The lighting project will replace exterior street lighting with LED lights on Hanover's campus, Klein said, as well as interior lighting with energy-saving florescent lighting in the Duggan Library and Horner Center. The project will pay for itself within two years.

"This is a very old campus," DeWine said. "There is a conscious effort for energy savings."

Eleven of Hanover's buildings will have new heating and cooling systems installed. The HVAC project will pay for itself within eight years, Klein said. The system will also help the college save around $350,000 a year in heating costs after the project is paid off.

"It's a no-brainer," DeWine said. "It was the obvious thing to do."

Some of the work with the HVAC and lighting projects will take place overnight to reduce the impact on summer camps or classes in the campus buildings, Klein said.

Dining services renovation

The student dining room will have a new look and layout after a renovation that is expected to begin in June, Klein said.

While none of the renovations will include changes to the exterior of the building, some of the walls within the dining services area will be taken out during the construction work that is expected to cost around $1 million.

Walls near the food service lines will be taken down and moved forward to allow more space in that area. Other offices near the dining services area will be opened to the dining room to account for the extra space added to the food service lines.

"I think we lose a maximum of five seats," Klein said of the changes. "The new layout with help traffic flow."

The renovations will also include new seating and furniture in the dining room.

Food services for summer camps will be offered at other locations around the campus, such as the Underground a la carte line or the Shoebox cafe area.

Outdoor athletic facilities

The new outdoor athletic facilities - expected to cost $6 million when completed - include new locker rooms, concessions, public restrooms and a training room for outdoor sports.

With the opening of the Horner Center in 1995, the college recognized the need for updates to the other collegiate sports facilities at the college.

The first phase of the project was completed last year with the completion of the Zeddies Tennis Center.

"We went from having the worst tennis facilities in the conference to the best," DeWine said.

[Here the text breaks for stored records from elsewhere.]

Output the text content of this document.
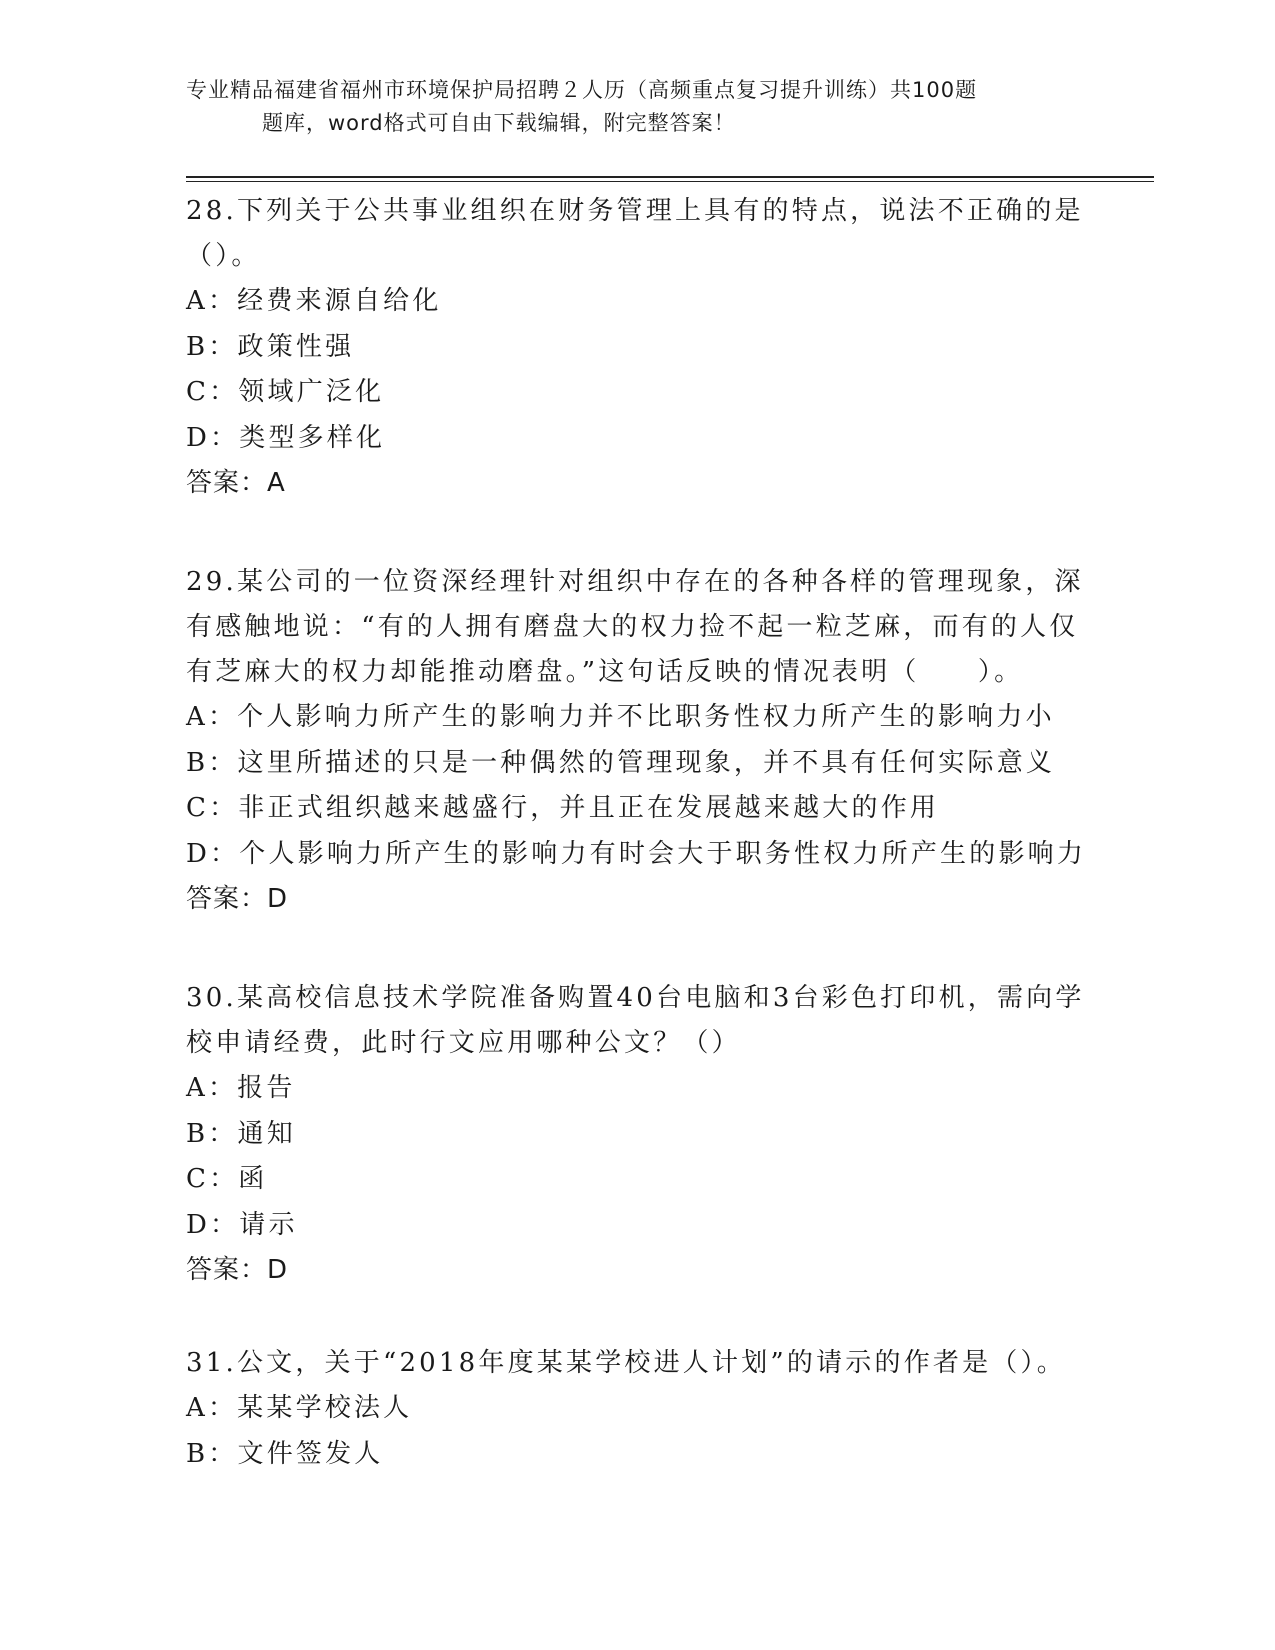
专业精品福建省福州市环境保护局招聘２人历（高频重点复习提升训练）共100题
题库，word格式可自由下载编辑，附完整答案！

28.下列关于公共事业组织在财务管理上具有的特点，说法不正确的是（）。

A：经费来源自给化

B：政策性强

C：领域广泛化

D：类型多样化

答案：A

29.某公司的一位资深经理针对组织中存在的各种各样的管理现象，深有感触地说：“有的人拥有磨盘大的权力捡不起一粒芝麻，而有的人仅有芝麻大的权力却能推动磨盘。”这句话反映的情况表明（　　）。

A：个人影响力所产生的影响力并不比职务性权力所产生的影响力小

B：这里所描述的只是一种偶然的管理现象，并不具有任何实际意义

C：非正式组织越来越盛行，并且正在发展越来越大的作用

D：个人影响力所产生的影响力有时会大于职务性权力所产生的影响力

答案：D

30.某高校信息技术学院准备购置40台电脑和3台彩色打印机，需向学校申请经费，此时行文应用哪种公文？（）

A：报告

B：通知

C：函

D：请示

答案：D

31.公文，关于“2018年度某某学校进人计划”的请示的作者是（）。

A：某某学校法人

B：文件签发人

Hanover graduate Michael Zeddies Jr. and his wife, Judy, funded the project. The center, located next to Hanover's football stadium, features eight new asphalt courts, an outdoor pavilion and bleachers.

Other facilities that make up the athletic facilities project will be completed throughout the year. The construction work isn't expected to conflict with any of the athletic programs as work has been scheduled around athletic seasons, Klein said.

Usually large-scale renovation projects take place one at a time, he said, yet the college decided to move forward with these five projects all at once. With planning, the upgrades and renovations aren't expected to displace summer activities or campus offices.

"It really won't affect any of the camps," Klein said, and most campus offices will move just once when the new space is completed.

Donations for the tennis center and the student activities center preceded Hanover College's unveiling of the "Live Our Loyalty" fundraising drive - which has a goal of over $34 million for improvements to the campus, scholarships, study abroad opportunities and expanded academic programs. Other components of the renovation process will be funded by the gifts donated to the campaign.

"This is one of the most exciting times at Hanover College," DeWine said.